Todo mundo sabe que mentir é feio. Embora não esteja relacionada entre os pecados mortais, capitais e veniais que regem a vida dos cristãos, a mentira não é considerada uma ação das mais educadas; mesmo aquelas mais inocentes, típicas de faroleiro – que, aliás, depois de pescador, é a profissão mais afamada neste metiê.
Faroleiro é uma dessas profissões em extinção; começou quando não precisavam mais acender o fogaréu toda noite, assim como os acendedores de lampiões públicos, que não sobreviveram ao interruptor. Hoje, faróis são controlados remotamente, mas a fama de mentiroso persiste, herança das vantagens que esses ermitões supostamente contavam.
Com pescadores, a história é outra. Continuam arrolados entre os maiores mentirosos do mundo, obviamente pelos exageros incluídos nas histórias que alguns contam. Mas como diz um amigo, qual é a graça de pescar se a gente não puder contar uma mentirinha?
O mesmo princípio vale para o botequim. Uma boa mesa tem que ter pelo menos um mentiroso, senão um exagerado; o ideal é que alguém junte essas qualidades. Temos um companheiro assim. Todo bom mentiroso é manipulador, com um dom natural para contar as maiores barbaridades sem piscar ou se atrapalhar.

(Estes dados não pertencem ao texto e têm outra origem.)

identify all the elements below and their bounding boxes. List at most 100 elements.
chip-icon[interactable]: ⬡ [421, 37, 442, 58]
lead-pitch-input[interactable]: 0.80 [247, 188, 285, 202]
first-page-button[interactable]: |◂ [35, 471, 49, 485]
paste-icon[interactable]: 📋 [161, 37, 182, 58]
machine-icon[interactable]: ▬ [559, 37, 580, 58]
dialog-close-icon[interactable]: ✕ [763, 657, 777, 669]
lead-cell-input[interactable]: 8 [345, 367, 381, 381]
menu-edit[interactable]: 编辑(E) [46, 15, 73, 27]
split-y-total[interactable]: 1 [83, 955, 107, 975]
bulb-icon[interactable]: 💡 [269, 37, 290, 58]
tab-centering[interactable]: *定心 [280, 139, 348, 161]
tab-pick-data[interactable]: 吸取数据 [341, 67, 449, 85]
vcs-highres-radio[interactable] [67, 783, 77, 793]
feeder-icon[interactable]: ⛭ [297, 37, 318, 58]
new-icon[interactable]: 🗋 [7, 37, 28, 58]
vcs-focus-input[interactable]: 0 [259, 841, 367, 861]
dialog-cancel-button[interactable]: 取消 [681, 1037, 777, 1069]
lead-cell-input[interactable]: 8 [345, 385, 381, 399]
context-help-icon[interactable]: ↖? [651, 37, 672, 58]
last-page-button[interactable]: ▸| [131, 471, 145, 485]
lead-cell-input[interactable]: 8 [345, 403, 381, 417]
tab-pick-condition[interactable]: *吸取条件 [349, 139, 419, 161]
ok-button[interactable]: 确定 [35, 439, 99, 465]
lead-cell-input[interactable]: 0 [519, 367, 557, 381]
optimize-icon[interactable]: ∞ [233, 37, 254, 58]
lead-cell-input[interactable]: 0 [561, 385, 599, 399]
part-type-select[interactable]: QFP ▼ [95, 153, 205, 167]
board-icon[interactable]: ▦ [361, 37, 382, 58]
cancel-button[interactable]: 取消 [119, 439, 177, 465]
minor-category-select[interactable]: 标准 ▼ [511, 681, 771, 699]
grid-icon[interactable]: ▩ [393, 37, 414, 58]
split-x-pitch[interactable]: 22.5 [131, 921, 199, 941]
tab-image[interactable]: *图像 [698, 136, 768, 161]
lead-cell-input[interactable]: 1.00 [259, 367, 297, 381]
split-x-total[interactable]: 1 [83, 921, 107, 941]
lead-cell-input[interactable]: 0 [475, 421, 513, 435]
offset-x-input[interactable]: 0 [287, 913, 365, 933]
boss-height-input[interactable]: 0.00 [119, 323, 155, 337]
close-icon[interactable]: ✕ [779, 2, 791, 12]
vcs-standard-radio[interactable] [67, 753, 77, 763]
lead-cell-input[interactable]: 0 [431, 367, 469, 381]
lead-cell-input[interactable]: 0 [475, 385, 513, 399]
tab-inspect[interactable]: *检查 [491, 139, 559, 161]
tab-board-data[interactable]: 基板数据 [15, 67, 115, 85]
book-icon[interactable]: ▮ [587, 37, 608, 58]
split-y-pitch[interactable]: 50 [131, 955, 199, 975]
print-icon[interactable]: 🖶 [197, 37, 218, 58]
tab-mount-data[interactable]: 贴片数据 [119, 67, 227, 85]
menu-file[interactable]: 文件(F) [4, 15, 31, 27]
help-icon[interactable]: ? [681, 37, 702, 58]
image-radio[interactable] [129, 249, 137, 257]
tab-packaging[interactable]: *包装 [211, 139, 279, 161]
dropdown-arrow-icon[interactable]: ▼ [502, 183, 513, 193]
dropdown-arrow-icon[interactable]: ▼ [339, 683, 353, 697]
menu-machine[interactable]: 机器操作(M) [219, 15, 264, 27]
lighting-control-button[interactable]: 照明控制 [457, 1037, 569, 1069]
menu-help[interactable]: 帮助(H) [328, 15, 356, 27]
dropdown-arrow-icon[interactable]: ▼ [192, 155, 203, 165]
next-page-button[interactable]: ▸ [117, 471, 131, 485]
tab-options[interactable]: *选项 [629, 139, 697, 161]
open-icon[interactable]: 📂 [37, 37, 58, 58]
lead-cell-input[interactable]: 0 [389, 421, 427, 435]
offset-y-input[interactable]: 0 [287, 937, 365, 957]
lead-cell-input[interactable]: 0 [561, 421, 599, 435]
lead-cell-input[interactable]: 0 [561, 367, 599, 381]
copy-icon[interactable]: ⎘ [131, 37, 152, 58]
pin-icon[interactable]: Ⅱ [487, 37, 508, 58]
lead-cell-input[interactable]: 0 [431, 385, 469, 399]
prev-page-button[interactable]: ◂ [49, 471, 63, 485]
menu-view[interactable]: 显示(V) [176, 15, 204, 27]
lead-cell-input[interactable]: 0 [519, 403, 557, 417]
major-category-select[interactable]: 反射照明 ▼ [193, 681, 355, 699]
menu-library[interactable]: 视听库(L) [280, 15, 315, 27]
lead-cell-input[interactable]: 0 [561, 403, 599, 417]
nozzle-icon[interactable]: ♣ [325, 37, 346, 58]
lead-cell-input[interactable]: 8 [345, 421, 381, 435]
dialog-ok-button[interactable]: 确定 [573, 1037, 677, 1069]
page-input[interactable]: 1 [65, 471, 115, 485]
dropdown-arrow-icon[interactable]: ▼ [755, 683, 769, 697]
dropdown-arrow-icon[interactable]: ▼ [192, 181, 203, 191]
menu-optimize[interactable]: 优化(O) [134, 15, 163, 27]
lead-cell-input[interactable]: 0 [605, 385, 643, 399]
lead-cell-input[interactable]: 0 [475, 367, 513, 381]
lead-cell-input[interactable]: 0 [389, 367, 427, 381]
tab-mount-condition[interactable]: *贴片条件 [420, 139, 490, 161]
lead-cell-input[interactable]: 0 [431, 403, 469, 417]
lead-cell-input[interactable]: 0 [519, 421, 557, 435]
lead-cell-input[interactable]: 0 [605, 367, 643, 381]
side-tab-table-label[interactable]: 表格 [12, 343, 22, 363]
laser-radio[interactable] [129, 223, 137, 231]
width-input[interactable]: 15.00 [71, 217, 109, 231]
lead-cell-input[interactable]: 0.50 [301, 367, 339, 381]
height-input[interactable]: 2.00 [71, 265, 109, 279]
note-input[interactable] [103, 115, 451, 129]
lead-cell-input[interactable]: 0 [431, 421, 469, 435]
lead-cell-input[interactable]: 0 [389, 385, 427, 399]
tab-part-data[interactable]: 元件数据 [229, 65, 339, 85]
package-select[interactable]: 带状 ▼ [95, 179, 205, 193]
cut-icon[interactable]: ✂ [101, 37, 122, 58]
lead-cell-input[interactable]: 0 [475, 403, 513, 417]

Tem que ser bom ator; mentiroso que se entrega não tem valor, é desmascarado. E fluência. Uma linguagem escorreita pode conter uma mentira cabeluda, ajuda a contar o caso mais estapafúrdio, ainda mais se for de maneira espontânea e eloquente.
De tanto ouvir nosso amigo, o Faixa – que é advogado, portanto sabe a gênese de uma peta – começou a elaborar o manual do cascateiro, ainda de forma oral, mas que ele promete que será escrito (ninguém acredita). Baseado no nosso amigo, ele desceu anunciou o decálogo do bom mentiroso
Não chega a ser o undécimo mandamento, mas o Faixa recomenda que o mentiroso seja parcimonioso. Senão já vira político.